TRR 70-73

CIRCUMCISION OF TWINS

QUESTION:

If there are twins to be circumcised should there be two separate, complete services? That is to say, should all the benedictions and the prayers be recited for each twin separately? Or may the recited part of the service be in some way merged? (Asked by Rabbi Mark Staitman, Pittsburgh, PA.)

ANSWER:

The prayer part of the circumcision ceremony involves benedictions to be recited by the circumciser and the father and also a special prayer to be spoken in behalf of the child. Surely, then, each child is entitled to the prayer to be recited for its welfare and, one would say, too, that the benedictions preceding the circumcision should, therefore, also be separate for each service of circumcision. As a matter of actual practice, the reference commentary Pit . hei Teshuvah to Shulkhan Arukh, Yoreh Deah 265:5, reports that in Egypt it is the established custom, when there are two children to be circumcised at the same time, that every benediction and every prayer of blessing is recited separately and completely for each child.

However although the established custom in Egypt indicates that it is proper to recite the entire service separately for each child, nevertheless the custom in this matter among the Ashkenazim seems to be less strict. The anonymous legal work, Kol Bo, actually cites a Gaon to the effect that the blessings may be merged and gives a proof of that fact from the case of the slaughtering of animals. When an animal is slaughtered, the blood must be covered by dust. But even if a hundred animals are slaughtered at one time, it is permitted to have one act of blood-covering for all of them, (Shulhan Arukh Yoreh Deah 28:9) and recite only one blessing. In fact, one might add as an example of the merging of blessings, the fact that each person must recite a blessing before partaking of food but if people are eating together at a meal, one person may say the blessing for all of them.

At all events, the custom among the Ashkenazim is, as we have mentioned above, more permissive as to combining the prayers of circumcision. Maharil (Jacob Mollin of Mainz) in the 14th century, who is a prime source for Ashkenazic minhagim, says that it happened once that there were twins brought before him for circumcision (incidentally, the Otzar Dinim Uminhagim has the wrong reference for this; this is not in the Responsa of Maharil but in the Minhagei Maharil, “The Laws of Circumcision”). This circumcision took place in the synagogue, as was the custom. Both children were brought together to the synagogue. There were also two mohalim present. The service was combined in this way: One mohel recited one blessing, the other mohel recited another blessing, and the father recited his blessing, but pluralized it. Instead of “to enter him into the covenant,” he said, “to enter them into the covenant”.

The Shullkhan Arukh (Yoreh Deah 265:5) generalizes this merger of rituals and applies it not only to where there are twins, but even when there are a number of children (not related) to be circumcised at the same time. Then there is the same merger of the services and the same re-wording of the blessing of the children from the singular to the plural.

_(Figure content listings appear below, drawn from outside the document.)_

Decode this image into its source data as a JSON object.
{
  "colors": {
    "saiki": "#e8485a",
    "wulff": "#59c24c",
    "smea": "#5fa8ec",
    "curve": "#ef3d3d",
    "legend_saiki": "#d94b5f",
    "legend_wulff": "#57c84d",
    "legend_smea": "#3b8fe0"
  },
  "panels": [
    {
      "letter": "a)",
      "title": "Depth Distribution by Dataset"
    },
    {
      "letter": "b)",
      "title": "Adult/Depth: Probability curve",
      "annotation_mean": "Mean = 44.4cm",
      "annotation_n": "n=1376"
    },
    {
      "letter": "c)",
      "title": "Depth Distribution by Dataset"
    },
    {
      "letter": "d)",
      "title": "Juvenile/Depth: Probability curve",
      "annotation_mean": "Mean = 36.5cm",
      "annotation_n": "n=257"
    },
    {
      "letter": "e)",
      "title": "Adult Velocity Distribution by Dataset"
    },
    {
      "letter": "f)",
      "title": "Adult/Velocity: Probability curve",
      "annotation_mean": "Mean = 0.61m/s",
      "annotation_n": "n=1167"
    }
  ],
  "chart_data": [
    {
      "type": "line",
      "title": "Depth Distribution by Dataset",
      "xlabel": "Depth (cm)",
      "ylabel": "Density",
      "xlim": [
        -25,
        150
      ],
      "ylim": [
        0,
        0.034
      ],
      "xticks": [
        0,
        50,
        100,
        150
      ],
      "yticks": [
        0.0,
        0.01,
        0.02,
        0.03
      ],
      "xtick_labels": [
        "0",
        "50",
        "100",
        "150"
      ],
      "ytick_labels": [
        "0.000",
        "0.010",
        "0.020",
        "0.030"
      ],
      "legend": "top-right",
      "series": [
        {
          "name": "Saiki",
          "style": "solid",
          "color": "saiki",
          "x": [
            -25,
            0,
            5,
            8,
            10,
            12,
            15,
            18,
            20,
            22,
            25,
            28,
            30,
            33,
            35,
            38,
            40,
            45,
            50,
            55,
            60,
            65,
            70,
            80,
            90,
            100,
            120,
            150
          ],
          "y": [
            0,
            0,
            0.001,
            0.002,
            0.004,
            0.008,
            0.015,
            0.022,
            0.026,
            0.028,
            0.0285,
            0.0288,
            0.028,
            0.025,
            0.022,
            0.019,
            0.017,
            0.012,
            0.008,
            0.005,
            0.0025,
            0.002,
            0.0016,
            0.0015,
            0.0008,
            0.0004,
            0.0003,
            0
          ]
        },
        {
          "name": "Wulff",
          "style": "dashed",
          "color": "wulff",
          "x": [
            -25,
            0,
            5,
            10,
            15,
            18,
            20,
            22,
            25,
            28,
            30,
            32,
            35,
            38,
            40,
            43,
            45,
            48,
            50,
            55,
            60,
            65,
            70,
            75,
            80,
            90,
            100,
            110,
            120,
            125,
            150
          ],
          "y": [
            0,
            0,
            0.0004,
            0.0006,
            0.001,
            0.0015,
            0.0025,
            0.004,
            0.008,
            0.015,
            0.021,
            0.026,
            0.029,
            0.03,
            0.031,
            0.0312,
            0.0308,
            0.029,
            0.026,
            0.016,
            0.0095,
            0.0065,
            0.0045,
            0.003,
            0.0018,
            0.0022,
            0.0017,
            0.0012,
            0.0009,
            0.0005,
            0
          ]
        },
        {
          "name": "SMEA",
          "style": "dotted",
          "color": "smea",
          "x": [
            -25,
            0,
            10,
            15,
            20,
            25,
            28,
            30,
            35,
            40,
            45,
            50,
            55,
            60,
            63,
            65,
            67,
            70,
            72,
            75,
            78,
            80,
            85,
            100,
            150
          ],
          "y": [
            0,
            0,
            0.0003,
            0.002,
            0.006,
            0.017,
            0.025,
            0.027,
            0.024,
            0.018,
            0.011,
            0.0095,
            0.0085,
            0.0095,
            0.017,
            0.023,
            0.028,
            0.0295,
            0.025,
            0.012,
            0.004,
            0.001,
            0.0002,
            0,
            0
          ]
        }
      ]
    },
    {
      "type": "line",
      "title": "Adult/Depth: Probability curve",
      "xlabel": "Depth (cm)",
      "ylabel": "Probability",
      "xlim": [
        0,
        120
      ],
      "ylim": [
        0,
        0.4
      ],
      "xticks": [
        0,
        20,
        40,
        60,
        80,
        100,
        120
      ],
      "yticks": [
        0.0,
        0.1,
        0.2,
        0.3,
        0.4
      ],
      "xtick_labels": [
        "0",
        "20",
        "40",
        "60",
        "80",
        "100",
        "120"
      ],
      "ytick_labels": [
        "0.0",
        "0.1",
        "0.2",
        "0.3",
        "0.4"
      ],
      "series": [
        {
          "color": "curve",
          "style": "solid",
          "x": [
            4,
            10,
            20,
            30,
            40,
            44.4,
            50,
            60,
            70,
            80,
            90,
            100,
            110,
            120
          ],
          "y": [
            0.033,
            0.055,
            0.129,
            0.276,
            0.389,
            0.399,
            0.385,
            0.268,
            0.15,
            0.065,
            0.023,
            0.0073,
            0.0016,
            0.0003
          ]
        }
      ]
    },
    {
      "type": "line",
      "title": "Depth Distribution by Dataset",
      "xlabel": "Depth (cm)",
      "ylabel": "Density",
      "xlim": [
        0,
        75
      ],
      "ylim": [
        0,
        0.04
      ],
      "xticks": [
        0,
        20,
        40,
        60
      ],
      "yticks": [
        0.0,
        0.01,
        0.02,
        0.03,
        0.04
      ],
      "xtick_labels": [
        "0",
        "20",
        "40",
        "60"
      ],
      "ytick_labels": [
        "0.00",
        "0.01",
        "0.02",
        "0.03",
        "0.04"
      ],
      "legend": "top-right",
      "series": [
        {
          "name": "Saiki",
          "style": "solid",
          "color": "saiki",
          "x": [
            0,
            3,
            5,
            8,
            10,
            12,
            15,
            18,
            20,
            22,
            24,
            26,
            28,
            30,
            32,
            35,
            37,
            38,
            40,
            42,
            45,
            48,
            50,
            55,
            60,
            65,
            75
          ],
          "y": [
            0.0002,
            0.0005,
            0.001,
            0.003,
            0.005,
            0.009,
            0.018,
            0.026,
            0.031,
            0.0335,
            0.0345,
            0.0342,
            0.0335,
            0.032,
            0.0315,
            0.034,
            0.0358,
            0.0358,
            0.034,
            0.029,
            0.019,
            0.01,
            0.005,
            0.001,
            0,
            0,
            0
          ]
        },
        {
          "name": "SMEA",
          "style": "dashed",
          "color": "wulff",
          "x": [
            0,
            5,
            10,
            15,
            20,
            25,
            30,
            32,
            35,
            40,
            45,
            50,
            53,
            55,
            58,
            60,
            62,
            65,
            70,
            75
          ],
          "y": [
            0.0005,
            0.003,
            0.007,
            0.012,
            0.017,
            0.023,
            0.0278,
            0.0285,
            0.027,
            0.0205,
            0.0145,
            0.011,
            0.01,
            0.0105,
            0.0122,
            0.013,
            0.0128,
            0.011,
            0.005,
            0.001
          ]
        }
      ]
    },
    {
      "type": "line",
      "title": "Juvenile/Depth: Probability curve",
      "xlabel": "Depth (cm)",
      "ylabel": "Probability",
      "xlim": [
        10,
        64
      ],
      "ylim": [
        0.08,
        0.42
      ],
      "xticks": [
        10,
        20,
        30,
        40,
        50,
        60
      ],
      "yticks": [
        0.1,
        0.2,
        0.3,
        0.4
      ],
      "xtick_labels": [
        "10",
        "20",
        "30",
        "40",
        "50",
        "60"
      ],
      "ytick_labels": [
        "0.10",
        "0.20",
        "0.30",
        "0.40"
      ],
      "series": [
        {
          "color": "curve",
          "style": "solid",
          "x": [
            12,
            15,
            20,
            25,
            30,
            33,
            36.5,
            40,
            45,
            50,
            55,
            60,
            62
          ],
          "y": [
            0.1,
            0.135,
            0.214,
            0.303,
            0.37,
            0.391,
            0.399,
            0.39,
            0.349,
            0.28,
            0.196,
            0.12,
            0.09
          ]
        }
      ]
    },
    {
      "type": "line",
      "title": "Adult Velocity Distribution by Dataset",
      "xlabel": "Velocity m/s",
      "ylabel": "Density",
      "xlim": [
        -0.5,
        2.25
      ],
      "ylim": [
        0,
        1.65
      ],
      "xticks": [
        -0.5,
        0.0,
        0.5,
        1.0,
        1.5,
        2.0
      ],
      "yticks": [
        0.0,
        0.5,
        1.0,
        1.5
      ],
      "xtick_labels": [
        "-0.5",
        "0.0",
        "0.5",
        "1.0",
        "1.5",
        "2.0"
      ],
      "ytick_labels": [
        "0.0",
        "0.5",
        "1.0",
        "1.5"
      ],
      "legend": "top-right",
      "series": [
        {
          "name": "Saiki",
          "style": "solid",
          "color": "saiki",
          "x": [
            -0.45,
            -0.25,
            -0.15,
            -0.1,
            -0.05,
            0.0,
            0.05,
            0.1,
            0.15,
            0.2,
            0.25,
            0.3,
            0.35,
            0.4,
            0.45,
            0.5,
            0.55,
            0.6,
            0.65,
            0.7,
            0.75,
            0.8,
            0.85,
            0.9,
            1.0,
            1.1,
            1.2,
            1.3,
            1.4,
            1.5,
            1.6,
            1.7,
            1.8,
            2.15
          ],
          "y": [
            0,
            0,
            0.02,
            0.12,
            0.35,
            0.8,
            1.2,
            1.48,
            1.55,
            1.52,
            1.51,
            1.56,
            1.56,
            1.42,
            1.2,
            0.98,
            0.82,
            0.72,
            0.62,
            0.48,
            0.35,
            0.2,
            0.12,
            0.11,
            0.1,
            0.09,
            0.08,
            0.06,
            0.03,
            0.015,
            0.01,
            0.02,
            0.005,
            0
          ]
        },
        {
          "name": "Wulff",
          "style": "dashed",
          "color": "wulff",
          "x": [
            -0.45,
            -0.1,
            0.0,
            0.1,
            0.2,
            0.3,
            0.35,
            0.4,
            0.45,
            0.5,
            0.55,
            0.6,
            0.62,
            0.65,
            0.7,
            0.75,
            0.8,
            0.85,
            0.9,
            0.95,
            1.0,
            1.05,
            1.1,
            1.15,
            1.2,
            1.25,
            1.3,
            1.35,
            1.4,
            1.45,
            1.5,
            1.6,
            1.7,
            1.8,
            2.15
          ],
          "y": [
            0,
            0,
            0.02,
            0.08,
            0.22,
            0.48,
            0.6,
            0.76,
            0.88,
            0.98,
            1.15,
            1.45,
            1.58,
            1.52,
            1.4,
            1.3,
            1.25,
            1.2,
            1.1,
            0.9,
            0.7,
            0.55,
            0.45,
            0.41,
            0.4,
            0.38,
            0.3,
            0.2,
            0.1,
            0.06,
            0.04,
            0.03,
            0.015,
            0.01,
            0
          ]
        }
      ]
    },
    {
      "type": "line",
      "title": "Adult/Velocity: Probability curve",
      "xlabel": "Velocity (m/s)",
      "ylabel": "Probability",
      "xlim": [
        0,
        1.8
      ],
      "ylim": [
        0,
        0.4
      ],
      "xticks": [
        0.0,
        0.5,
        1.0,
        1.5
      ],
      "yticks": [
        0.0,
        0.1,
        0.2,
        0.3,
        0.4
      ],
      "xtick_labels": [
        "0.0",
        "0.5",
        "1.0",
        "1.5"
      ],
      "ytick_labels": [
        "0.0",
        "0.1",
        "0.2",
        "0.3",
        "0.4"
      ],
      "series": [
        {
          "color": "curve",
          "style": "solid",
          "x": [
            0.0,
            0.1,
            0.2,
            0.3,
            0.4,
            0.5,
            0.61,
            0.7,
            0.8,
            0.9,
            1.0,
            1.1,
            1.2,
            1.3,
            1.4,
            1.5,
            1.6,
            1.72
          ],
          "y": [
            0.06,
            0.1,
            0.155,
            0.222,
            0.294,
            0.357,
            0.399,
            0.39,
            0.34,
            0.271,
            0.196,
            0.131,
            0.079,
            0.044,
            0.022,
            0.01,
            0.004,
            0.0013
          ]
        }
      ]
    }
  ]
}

Since therefore there is an established custom among the Egyptian Jews to keep the entire ritual separate for each when there is more than one child to be circumcised, and since contrariwise there is a widespread custom among the Ashkenazim to merge the services under these circumstances, then clearly we are not dealing here with an ab-solute law but only a difference in regional customs. Therefore, it cannot be said that in case of twins there must be or there may not be a merger of the services. We can only consider this a matter of preference; but since we are Ashkenazim, our inclination should generally be to follow the Ashkenazim custom in this matter and merge the prayer part of the service. As to twins, see also Rivash 384.

Isaac Bar Sheshet (1326 Valencia, Spain -1408 Algiers) in his Responsa #384 has a complete analysis of the problem of the service conducted at the circumcision of twins. He marshals almost every commandment at which it is possible to say one blessing or perhaps more than one. For example, the blessing over the lulav which has a number of varieties of plants and could require a number of blessings.

He comes to the conclusion that only one set of blessings should be used for the twins. He cites the following precedence: At the removal of leaven before Pesah, there is a blessing to be recited. If a man searches for the leaven in two or three houses in sequence, he still recites only the blessing for the entire procedure. Also he cites the following: Before the present custom which requires each person called up to the Torah to make the blessing before and after the reading, originally the first of the seven readers gave the opening blessing and the last of the seven readers gave the closing blessing. And so the seven different readings were subsumed under one set of blessings (M. Megillah 3:1, 21b). He ends with a further consideration, that if his reasoning is correct, that only one set of blessings for the twins is required, then one must guard against using two sets of blessings for that would be committing the sin of pronouncing a blessing unncessarily (berakhah sheena tzarikhah).